# RATTLER and Bull snake didn't take my own advice



## LOVEMYLABXS (Jun 24, 2011)

Yep walked around the corner of the Jeep the other day and laying (or is it lieing) right below the drivers door is this fellow. Now snakes don't bother me a whole bunch if I see them quick enough but I come arond the back of the Jeep and he LIT UP. 

Now I know in my vid I said take your time, control your breathin and slowly mush a shot  Well I follwoed none of my advice I yelled at Rebecca to get the gun, at the dogs to stay and get back then it dawned on me I had the Kodak and sort of mushed a  shot. As you might be able to tell the shot ain't that clear (even after some photoshop) but I just couldn't seem to slow down my heart rate to get a clear pic of him being a bit upset at me


----------



## Nicodemus (Jun 24, 2011)

Good pic, even if you are rattled (no pun intended ). Is that what they call a Pacific rattler, Mike? And how long is this critter?


----------



## LOVEMYLABXS (Jun 24, 2011)

Even after a load of bird shot out of the Ruger I still didn't get that great of a shot so once again some PS to inhance it a bit.  Just couldn't seem to slow my heart rate down after only being a couple of steps from him when I rounded the corner of the Jeep but then again this is my favorite shot of a Rattler


----------



## Lukikus2 (Jun 24, 2011)

Man, that bad boy was upset posing like that. His skin looks dull like it's about to start shedding and that gets them ill tempered too.


----------



## LOVEMYLABXS (Jun 24, 2011)

Nicodemus said:


> Good pic, even if you are rattled (no pun intended ). Is that what they call a Pacific rattler, Mike? And how long is this critter?


 

Nic pun intended I was and I'll admit it he RATTLED the heck out of me   me and the dogs were way to close and it took a good amount of YELLIN at Chase (he thinks he's Billy bad butt at anything in his yard) to get him to back off and leave it alone,  think I was more worried about the dogs then myself. Yea I'm pretty sure it's what's called a Pacific Rattler but now he's just DEAD PM comeing your way about tanning one hope you don't mind?

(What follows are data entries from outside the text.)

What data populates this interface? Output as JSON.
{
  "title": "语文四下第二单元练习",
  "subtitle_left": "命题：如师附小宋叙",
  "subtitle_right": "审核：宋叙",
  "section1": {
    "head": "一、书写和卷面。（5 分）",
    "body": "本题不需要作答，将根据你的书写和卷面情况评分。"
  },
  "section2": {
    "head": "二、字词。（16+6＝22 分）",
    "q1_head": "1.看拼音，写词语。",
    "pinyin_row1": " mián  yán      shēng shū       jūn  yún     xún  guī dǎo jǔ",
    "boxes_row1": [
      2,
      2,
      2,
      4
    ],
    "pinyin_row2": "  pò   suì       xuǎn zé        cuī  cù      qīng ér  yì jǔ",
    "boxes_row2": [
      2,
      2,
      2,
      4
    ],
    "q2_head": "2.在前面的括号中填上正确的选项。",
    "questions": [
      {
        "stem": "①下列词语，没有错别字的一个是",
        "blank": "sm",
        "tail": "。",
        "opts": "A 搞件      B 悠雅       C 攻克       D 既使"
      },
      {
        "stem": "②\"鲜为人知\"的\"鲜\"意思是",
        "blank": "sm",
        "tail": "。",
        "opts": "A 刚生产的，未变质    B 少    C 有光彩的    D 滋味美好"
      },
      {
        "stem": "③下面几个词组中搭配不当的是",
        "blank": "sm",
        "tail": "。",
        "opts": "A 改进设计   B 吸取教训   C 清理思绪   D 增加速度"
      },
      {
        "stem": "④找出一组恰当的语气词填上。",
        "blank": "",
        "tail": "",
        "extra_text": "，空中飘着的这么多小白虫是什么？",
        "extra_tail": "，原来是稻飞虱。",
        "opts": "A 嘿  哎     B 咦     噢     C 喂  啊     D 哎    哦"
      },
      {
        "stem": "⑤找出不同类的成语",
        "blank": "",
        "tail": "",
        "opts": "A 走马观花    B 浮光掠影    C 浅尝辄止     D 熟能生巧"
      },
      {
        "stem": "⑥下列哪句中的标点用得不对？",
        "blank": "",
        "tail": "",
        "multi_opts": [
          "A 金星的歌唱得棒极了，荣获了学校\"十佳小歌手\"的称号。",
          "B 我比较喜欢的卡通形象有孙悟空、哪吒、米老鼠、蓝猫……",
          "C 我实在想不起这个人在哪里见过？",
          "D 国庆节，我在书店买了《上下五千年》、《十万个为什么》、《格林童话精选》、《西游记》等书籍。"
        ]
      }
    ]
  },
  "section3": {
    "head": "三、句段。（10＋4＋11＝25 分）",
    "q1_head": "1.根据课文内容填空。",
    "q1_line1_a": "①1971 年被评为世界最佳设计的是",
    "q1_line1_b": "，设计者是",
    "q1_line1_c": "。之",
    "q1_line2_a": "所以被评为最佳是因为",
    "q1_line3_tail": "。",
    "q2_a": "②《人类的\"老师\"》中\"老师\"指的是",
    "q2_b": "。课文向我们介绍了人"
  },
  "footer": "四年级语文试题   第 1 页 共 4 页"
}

Anyways today I got a chance to redeem  myself and shoot a Bullsnake then help him off the road so someone else wounldn't make him a flat spot out of him   Funny how when you see them and are expecting them they don't spook ya as much 

Oh and about 2 maybe 2-1/2 ft long


----------



## LOVEMYLABXS (Jun 24, 2011)

Lukikus2 said:


> Man, that bad boy was upset posing like that. His skin looks dull like it's about to start shedding and that gets them ill tempered too.


 

Luk  he was right upset and even took a strike at me even though I was LUCKALY way out of his range. Once again I found out and OLD MAN can move pretty darn fast when need be  BACKWARDS )clap:


----------



## Lukikus2 (Jun 24, 2011)

LOVEMYLABXS said:


> Luk  he was right upset and even took a strike at me even though I was LUCKALY way out of his range. Once again I found out and OLD MAN can move pretty darn fast when need be  BACKWARDS )clap:



I'm glad for you  I know to well how those things will unerve you. Pretty bull snake.


----------



## LOVEMYLABXS (Jun 24, 2011)

Lukikus2 said:


> I'm glad for you  I know to well how those things will unerve you. Pretty bull snake.


 
Luk unerve? can you say almost needed a change of shorts I like the Bullsnakes not sure if it's true or not but I heard they eat baby Rattlers so that makes them a friend of mine I even got Rebecca getting out to shoot pics of them then hearding them off the road so they won't get runover 

Mike


----------



## carver (Jun 24, 2011)

Looking forward to something cool coming from that skin Mike.


----------



## wvdawg (Jun 24, 2011)

Mike!!!!

Last week the toilet shot!  This week the soiled britches! 

I hope this isn't a trend beginning!



Oh - nice mushin' by the way!


----------



## Hoss (Jun 24, 2011)

That will definitely kick the ol blood pump into high gear.  I think you did pretty darn good with that first shot especially since I'm pretty sure the Kodak doesn't have image stabilization in it.  Glad you got everyone away from that critter.

Great bull snake capture.

Hoss


----------



## quinn (Jun 25, 2011)

Nice shootin Mike!The bull snake is super clear!


----------